The case, which tested the limits of the Fair Labor Standards Act regarding home attendants, is significant because it affects thousands of local workers employed in home health care, a fast-growing industry.
The Queens worker, Evelyn Coke, worked for East Meadow-based Long Island Care at Home for several years beginning in 1997, attending to elderly patients, her former employer said.
Federal wage and hour statutes exempt workers such as Coke from overtime and minimum wage. However, her lawsuit maintained that the Department of Labor didn't intend to extend the exclusion to workers employed by agencies. So, she said, her employer violated federal law when it failed to pay her 1 1/2 times her hourly rate for the hours over 40 she worked in a week. In addition, she said in the suit that her weekly pay worked out to less than the federal minimum of $5.15 an hour.
Long Island Care at Home maintained that Coke earned well over $7 an hour and was paid the minimum wage and overtime required under state law.
That state law, known as the Miscellaneous Wage Order, matches the federal minimum, but the overtime rate is based on the minimum wage rather than the worker's hourly wage.
The federal wage statutes don't distinguish between privately hired and agency-employed attendants. The law states that employees exempt from overtime and minimum wage include "domestic service employees employed to provide companionship services for individuals who because of age or infirmity are unable to care for themselves."
And U.S. District Judge Thomas C. Platt in Central Islip cited that law in his May 23 decision
Neither Coke nor her lawyer could be reached for comment.
Maryann Osborne, who owns Long Island Care at Home, said she fought the allegations as "a matter of principle. "We didn't do anything wrong."
Her lawyer, Arnold Klein of Meltzer, Lippe & Goldstein in Mineola, said the judge confirmed what other courts have found. "Every federal circuit court that has looked [at this issue] has determined that the regulations were proper."
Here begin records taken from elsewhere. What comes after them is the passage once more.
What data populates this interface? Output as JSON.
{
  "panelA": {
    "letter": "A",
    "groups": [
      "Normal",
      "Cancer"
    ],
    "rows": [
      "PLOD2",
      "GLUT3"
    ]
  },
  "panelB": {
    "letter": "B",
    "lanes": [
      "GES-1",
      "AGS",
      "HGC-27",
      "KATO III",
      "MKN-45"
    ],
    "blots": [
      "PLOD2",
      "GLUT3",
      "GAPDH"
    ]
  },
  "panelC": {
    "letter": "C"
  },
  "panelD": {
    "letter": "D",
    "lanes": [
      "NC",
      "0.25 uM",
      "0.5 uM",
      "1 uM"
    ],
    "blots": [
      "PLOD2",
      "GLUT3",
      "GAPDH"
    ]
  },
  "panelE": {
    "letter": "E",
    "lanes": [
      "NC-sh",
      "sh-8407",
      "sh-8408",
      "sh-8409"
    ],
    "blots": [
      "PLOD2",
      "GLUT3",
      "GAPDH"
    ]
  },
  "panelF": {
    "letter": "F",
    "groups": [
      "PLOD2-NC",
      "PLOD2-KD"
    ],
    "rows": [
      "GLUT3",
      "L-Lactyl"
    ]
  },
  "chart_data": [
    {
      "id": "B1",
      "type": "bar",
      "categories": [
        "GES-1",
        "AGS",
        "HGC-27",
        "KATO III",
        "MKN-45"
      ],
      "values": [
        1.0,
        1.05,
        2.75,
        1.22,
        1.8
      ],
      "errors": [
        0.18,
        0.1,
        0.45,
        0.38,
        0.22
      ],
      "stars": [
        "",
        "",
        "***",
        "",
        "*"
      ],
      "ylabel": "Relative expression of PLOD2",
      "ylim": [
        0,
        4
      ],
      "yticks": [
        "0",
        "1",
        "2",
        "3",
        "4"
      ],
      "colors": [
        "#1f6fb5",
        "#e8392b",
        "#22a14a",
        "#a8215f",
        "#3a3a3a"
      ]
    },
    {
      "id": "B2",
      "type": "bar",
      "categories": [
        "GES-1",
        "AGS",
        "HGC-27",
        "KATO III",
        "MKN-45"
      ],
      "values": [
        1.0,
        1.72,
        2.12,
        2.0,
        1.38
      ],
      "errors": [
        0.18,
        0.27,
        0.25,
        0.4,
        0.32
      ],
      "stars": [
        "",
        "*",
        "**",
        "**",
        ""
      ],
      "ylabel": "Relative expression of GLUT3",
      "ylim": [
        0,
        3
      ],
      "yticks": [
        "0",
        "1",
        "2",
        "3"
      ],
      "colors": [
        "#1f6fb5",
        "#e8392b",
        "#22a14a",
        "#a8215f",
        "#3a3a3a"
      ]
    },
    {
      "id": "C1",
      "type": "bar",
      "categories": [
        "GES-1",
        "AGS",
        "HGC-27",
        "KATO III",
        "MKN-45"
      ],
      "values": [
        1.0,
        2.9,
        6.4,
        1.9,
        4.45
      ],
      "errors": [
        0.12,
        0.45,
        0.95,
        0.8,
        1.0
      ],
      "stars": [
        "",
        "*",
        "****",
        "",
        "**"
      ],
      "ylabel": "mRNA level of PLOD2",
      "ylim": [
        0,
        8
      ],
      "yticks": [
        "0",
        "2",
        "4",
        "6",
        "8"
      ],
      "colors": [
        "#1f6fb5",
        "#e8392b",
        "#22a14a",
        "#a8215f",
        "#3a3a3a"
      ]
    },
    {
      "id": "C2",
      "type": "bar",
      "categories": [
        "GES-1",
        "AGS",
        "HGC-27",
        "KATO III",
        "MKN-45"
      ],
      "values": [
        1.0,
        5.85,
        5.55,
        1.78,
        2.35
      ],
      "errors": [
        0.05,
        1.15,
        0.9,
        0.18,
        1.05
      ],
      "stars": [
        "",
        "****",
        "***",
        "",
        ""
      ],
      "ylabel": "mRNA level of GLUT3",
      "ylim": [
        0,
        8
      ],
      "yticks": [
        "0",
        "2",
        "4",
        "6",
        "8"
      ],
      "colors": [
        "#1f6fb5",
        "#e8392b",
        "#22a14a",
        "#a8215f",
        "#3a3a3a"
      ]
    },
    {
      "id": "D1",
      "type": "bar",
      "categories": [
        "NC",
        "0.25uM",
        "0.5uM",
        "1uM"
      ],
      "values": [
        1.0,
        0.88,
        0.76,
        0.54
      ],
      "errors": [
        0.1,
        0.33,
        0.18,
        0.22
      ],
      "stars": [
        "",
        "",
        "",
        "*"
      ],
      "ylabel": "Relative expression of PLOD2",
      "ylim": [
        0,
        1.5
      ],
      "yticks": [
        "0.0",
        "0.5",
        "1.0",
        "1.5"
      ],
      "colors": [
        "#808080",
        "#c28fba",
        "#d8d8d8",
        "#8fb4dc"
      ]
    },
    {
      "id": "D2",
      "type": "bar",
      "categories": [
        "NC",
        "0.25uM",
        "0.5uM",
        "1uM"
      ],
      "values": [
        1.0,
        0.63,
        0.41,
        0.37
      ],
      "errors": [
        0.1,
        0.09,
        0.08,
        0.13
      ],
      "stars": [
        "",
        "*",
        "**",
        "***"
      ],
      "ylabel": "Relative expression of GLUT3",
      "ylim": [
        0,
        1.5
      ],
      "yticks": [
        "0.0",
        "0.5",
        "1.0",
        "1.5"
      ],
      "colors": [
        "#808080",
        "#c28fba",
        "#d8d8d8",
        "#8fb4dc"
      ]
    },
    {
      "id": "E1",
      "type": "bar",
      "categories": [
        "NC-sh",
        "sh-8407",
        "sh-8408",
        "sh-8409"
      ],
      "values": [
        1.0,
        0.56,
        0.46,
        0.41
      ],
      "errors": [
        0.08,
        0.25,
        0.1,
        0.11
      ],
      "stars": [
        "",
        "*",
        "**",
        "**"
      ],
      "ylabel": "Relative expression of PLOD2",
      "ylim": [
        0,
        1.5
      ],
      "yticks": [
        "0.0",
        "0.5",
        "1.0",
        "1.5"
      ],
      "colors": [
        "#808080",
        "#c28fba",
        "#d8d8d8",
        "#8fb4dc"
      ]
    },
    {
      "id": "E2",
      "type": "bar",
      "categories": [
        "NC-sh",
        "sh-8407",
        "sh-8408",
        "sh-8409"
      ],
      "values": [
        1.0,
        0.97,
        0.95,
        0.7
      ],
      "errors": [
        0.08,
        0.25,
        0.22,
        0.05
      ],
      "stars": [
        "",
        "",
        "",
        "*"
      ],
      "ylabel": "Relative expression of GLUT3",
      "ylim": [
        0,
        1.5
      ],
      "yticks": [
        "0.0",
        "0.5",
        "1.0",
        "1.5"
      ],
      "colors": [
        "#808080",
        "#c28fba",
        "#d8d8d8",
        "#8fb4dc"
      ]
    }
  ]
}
But Jeff Cappella, a spokesman for the Washington-based Service Employees International Union, whose members include home health-care workers, said the companionship exemption in federal wage and hour statutes is outdated. He said the duties of home health-care companions have been transformed over the years. These workers now have the same housekeeping and medical-service duties as employees in nursing homes and assisted-living sites who are covered by the wage statutes, Cappella said.